SQL Server - How to split single mdf file into multiple, and partition table data across them?

N73k

6/15/23, 4:25 PM

In the hopes of improving SQL Server performance, I'd like to take my simple 1-file (1 mdf & 1 ldf) database and split up the mdf files (and maybe the ldf files) across multiple disk drives. I'm thinking that the most performant way to do this would be to partition the big tables across those multiple mdf files. (I'm planning just to use a partition function which is a modulus of the primary key (which is an int or bigint), like (MyTable.Id % 8), where 8 is the number of disks I have).

What's the fastest/best/correct way to do this? Like, what SQL commands or SSMS operations do I need to do to get me from where I am now to where I want to go.

Any other suggestions would be appreciated too. (Combining the drives via Storage Spaces just doesn't look like an option, because, for some reason, I'm just not getting good write IOPS performance when I do that.)

0 + 0

table-partitioning

sql-server

Score:1

Server

Ben Thul

6/15/23, 8:51 PM

You don't have to involve partitioning (but could if you have another reason to).

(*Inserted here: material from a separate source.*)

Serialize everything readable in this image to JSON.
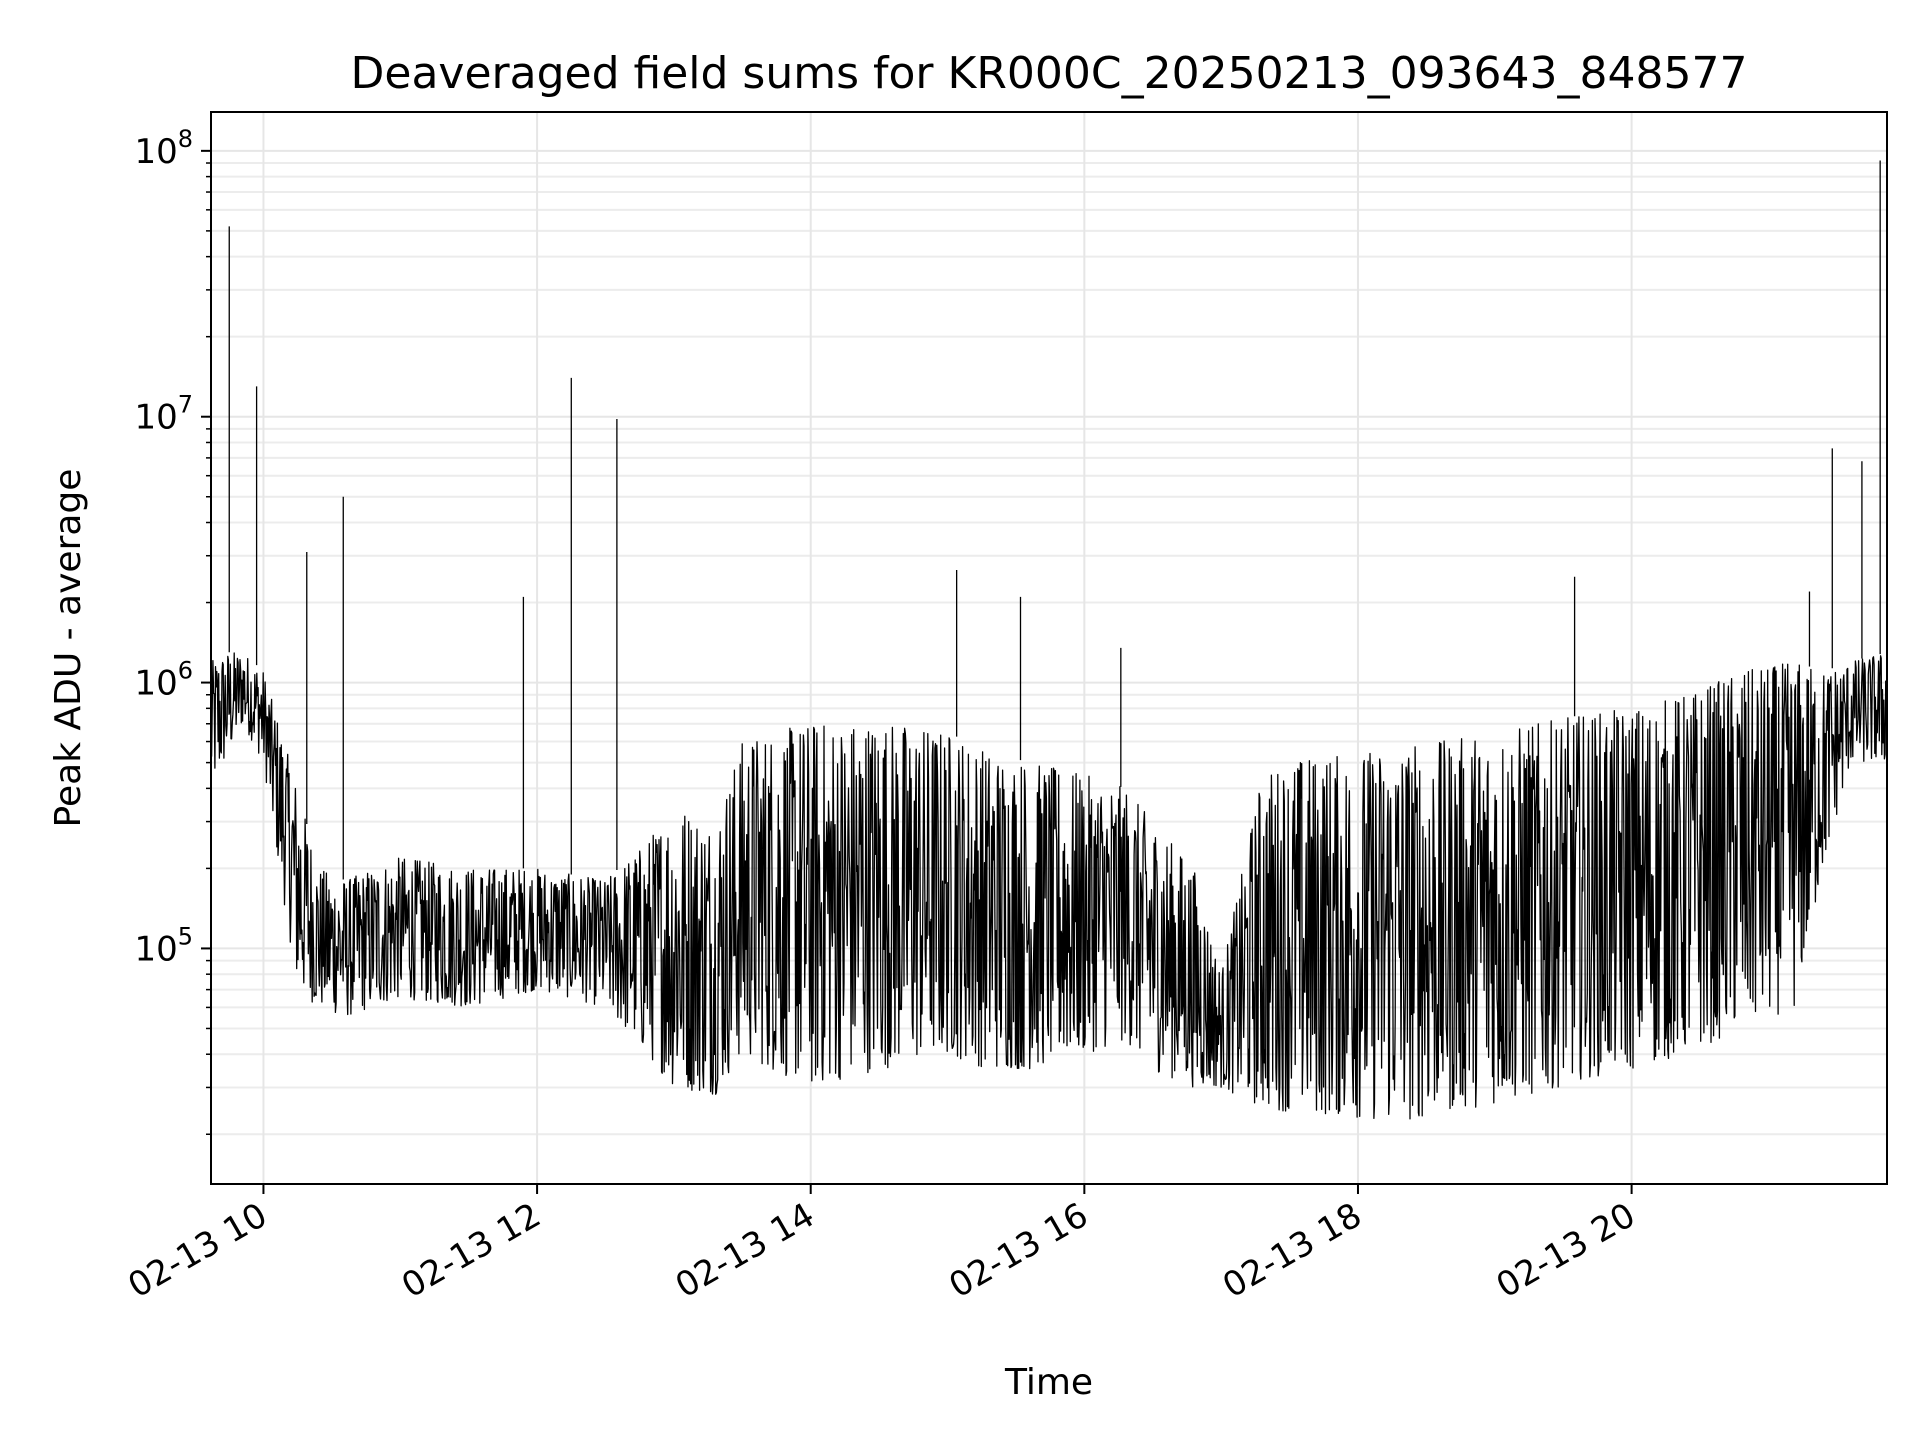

If you create a new filegroup containing the physical files you'd like and rebuild the index on the new filegroup, that should be sufficient to spread the data across those physical files.

The rebuild process will look something like this. Say the current index has the following definition:

create clustered index [CIX_foo] on dbo.foo (FooID) on [PRIMARY];

You could rebuild it like this:

create clustered index [CIX_foo] on dbo.foo (FooID) with (drop_existing = on) on [NewFileGroup];

Use whatever other options you'd normally use in creating that index (i.e. sort_in_tempdb, pad_index, online, resumable, etc). Also consider whether changing the compression setting of the existing index makes sense - you're rewriting the entire index so now would be the time!

Lastly, as a recommendation, I'd create at least two files per drive in the new filegroup. Why? If your SWAG of 8 files (and presumably 8 drives) is not sufficient for your use case, you'll have to go through the above index rebuild process again. But if you do, say two files per drive (for a total of sixteen), you can provision the new storage and merely do either a filesystem file copy (while the db is offline) or a restore specifying the new locations. Either of those should be faster than rebuilding the indexes.

0 + 0

N73k

6/16/23, 3:06 PM

Thanks Ben. Question 1: How would SQL Server know which file a given record is in? Question 2: Would there be some speed advantage in using a partition function like I was saying in my original question? Question 3: I'm guessing that if I want to move indexes (and not just tables) to that new filegroup (and spread the data across the files), I'd have to do the same kind of command for each index.

Ben Thul

6/16/23, 6:38 PM

1. Somewhat beyond the scope of the question. That is, what problem does having that knowledge help you solve? 2. Partitioning in mssql is more of a data management sol'n than a performance one. It allows you to swap data in/out of a table as a metadata operation. The classic case is loading a DW where you'd ETL a day's worth of data into a staging table and then swap that in when you're done. 3. Yes - every heap or B-tree exists on a data space. A file group is a type of data space (the other being a partition scheme). Any index you want in your new FG would need to be moved explicitly.

N73k

6/16/23, 7:05 PM

For Q1: I'm interested in performance. So, if SQL Server wants to upsert some records, will it have to check every drive to see where those records are or should be, or does it have a quick way of knowing (even without a partition function) where that data is (or should go) so that only 1 disk is accessed?

Ben Thul

6/16/23, 10:44 PM

Roughly speaking, the data will be spread evenly across all files in the FG. Addressing your concern, SQL doesn't do scatter/gather to locate the data but rather navigates the B-tree to locate the appropriate data pages (and, by extension, the files that contain those pages).

N73k

6/17/23, 3:40 PM

Well Ben, it's been a while and you still don't have a gold. But not anymore.

Elon Musk

I sit in a Tesla and translated this thread with Ai:

EN: SQL Server - How to split single mdf file into multiple, and partition table data across them?

TH: SQL Server - วิธีแยกไฟล์ mdf เดียวออกเป็นหลาย ๆ ไฟล์และข้อมูลตารางพาร์ติชันระหว่างกัน

RO: SQL Server - Cum să împărțiți un singur fișier mdf în mai multe și să partițiți datele din tabelul peste ele?

RU: SQL Server - Как разбить один файл mdf на несколько и разделить данные таблицы между ними?

VI: SQL Server - Làm cách nào để chia một tệp mdf thành nhiều và dữ liệu bảng phân vùng trên chúng?

Post an answer

Most people don’t grasp that asking a lot of questions unlocks learning and improves interpersonal bonding. In Alison’s studies, for example, though people could accurately recall how many questions had been asked in their conversations, they didn’t intuit the link between questions and liking. Across four studies, in which participants were engaged in conversations themselves or read transcripts of others’ conversations, people tended not to realize that question asking would influence—or had influenced—the level of amity between the conversationalists.